Profiting from Apple’s massive buyback program

“Call it the iPut,” Steven M. Sears writes for Barron’s. “If you believe that Apple’s recent decision to raise its stock-buyback program to $60 billion and sharply increase its dividend is the equivalent of a massive put that will keep the stock from suffering another sharp decline, attractive opportunities exist to trade against the stock’s newfound stability.”

“By selling puts on Apple and agreeing to buy the stock (AAPL) at lower prices should it decline, investors can collect hefty premiums from the options market,” Sears writes. “Indeed, a Goldman Sachs study released in 2009 supports the idea of selling puts on companies with large stock-buyback programs. The study concluded that buyback programs represent a persistent bid supporting stocks that can be exploited by selling puts.”

Sears writes, “Will Apple sell puts as part of its stock-buyback program? …Corporations often sell put options as part of their buyback programs. If Apple does the same, its put prices would almost certainly decline because heavy put selling lowers implied volatility, which is the most critical part of options-pricing models. An Apple spokesperson declined to comment, ‘at least not at this time,’ on whether put selling is part of the buyback program. All that is known thus far is that Apple will begin buying stock under the authorization this month and complete the buyback program by the end of 2015.”
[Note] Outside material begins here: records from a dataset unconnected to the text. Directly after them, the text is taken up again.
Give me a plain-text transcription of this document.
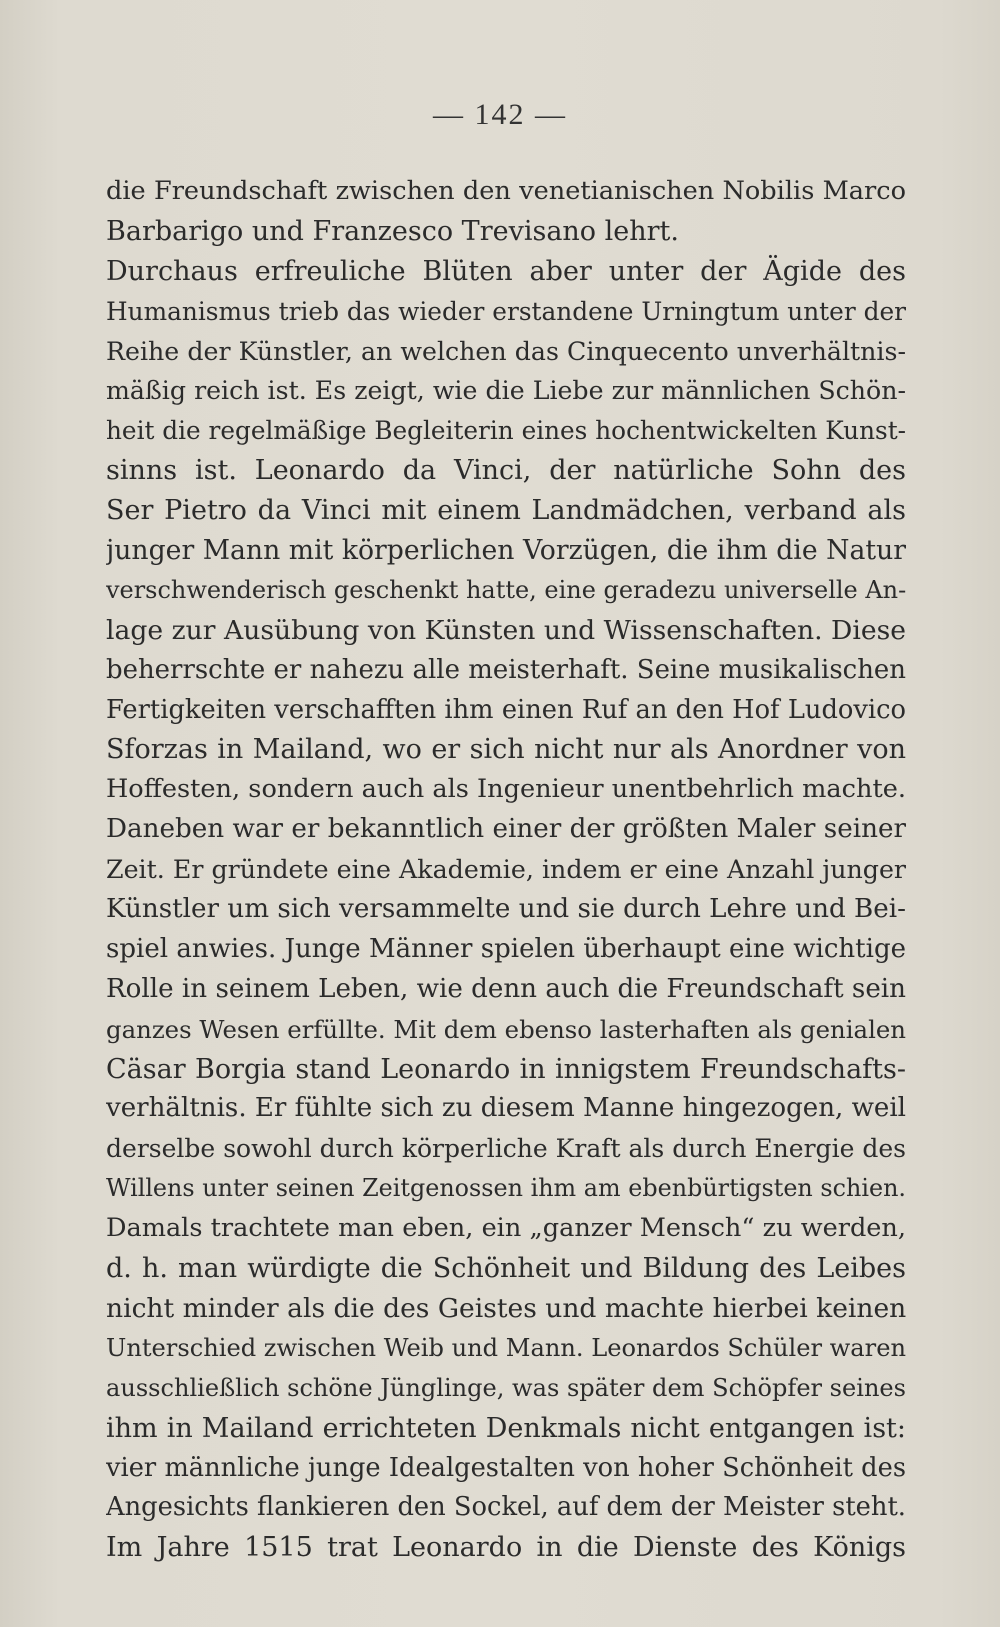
— 142 —
die Freundschaft zwischen den venetianischen Nobilis Marco
Barbarigo und Franzesco Trevisano lehrt.
Durchaus erfreuliche Blüten aber unter der Ägide des
Humanismus trieb das wieder erstandene Urningtum unter der
Reihe der Künstler, an welchen das Cinquecento unverhältnis-
mäßig reich ist. Es zeigt, wie die Liebe zur männlichen Schön-
heit die regelmäßige Begleiterin eines hochentwickelten Kunst-
sinns ist. Leonardo da Vinci, der natürliche Sohn des
Ser Pietro da Vinci mit einem Landmädchen, verband als
junger Mann mit körperlichen Vorzügen, die ihm die Natur
verschwenderisch geschenkt hatte, eine geradezu universelle An-
lage zur Ausübung von Künsten und Wissenschaften. Diese
beherrschte er nahezu alle meisterhaft. Seine musikalischen
Fertigkeiten verschafften ihm einen Ruf an den Hof Ludovico
Sforzas in Mailand, wo er sich nicht nur als Anordner von
Hoffesten, sondern auch als Ingenieur unentbehrlich machte.
Daneben war er bekanntlich einer der größten Maler seiner
Zeit. Er gründete eine Akademie, indem er eine Anzahl junger
Künstler um sich versammelte und sie durch Lehre und Bei-
spiel anwies. Junge Männer spielen überhaupt eine wichtige
Rolle in seinem Leben, wie denn auch die Freundschaft sein
ganzes Wesen erfüllte. Mit dem ebenso lasterhaften als genialen
Cäsar Borgia stand Leonardo in innigstem Freundschafts-
verhältnis. Er fühlte sich zu diesem Manne hingezogen, weil
derselbe sowohl durch körperliche Kraft als durch Energie des
Willens unter seinen Zeitgenossen ihm am ebenbürtigsten schien.
Damals trachtete man eben, ein „ganzer Mensch“ zu werden,
d. h. man würdigte die Schönheit und Bildung des Leibes
nicht minder als die des Geistes und machte hierbei keinen
Unterschied zwischen Weib und Mann. Leonardos Schüler waren
ausschließlich schöne Jünglinge, was später dem Schöpfer seines
ihm in Mailand errichteten Denkmals nicht entgangen ist:
vier männliche junge Idealgestalten von hoher Schönheit des
Angesichts flankieren den Sockel, auf dem der Meister steht.
Im Jahre 1515 trat Leonardo in die Dienste des Königs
Read more in the full article here.


    1. Free markets work because people can take both sides of transactions. In the stock market, there are always people who think the price will go up, and others who think the price will go down. Correct positions are rewarded wither way.

      By the way, selling puts is not a bet that the stock will go lower.

    2. Every stock transaction consists of a buyer and seller, one of whom believes that the stock will go up and another who often believes that the stock has peaked, at least in the near term.

      There is nothing inherently wrong with stock options – calls and puts. I don’t like naked options, because the speculators employing them can increase risk for everyone, particularly when the speculation grows out of control.

  1. Selling puts is not a defensive strategy, it’s bullish. For Apple it would be okay because they are buying stock. If the stock drops, they buy more shares cheaper while the put increases in price. They lose the put but the downside on that is limited since they can buy the stock at a lower price. If the stock price goes up, they lose the put but it doesn’t matter since it was insurance anyway.

    For the person on the street, selling naked puts is a little dangerous if you don’t own the stock. Any naked call or put is just madness since losses can be infinite.

    Most money managers go naked on put selling or put shorting if they believe the stock is going to rocket. Signs are there that this could be happening now with technicals calling for a low of 390 when the stock was trading at 460 and expectations for it to go higher. Usmanov has spent over 100 million investing in Apple alone. Essentially the call is bullish, but if you don’t have millions do straight up calls that are either deep in the money with plenty of time left in them, ie April 2014. Don’t copy the so-called money managers with naked puts you will get fried.

  2. I just think it’s a shame that the only way Apple can be valuable to shareholders is by going through a whole lot of financial acrobatics. Google doesn’t have to do anything but bring in revenue and profits to raise it’s share value. No dividends or stock repurchases necessary and yet the share price is almost twice Apple’s share price. I really don’t see how Google is that much better than Apple as a profitable company. Surely it couldn’t hurt Apple to start up a search engine if that’s where the money is.

    1. Google doesn’t need to do anything except steal other people’s ideas and IP and just wait and not care about anything, spy on their customers, have their company representatives babble BS regularly and see their shares rise. Correct.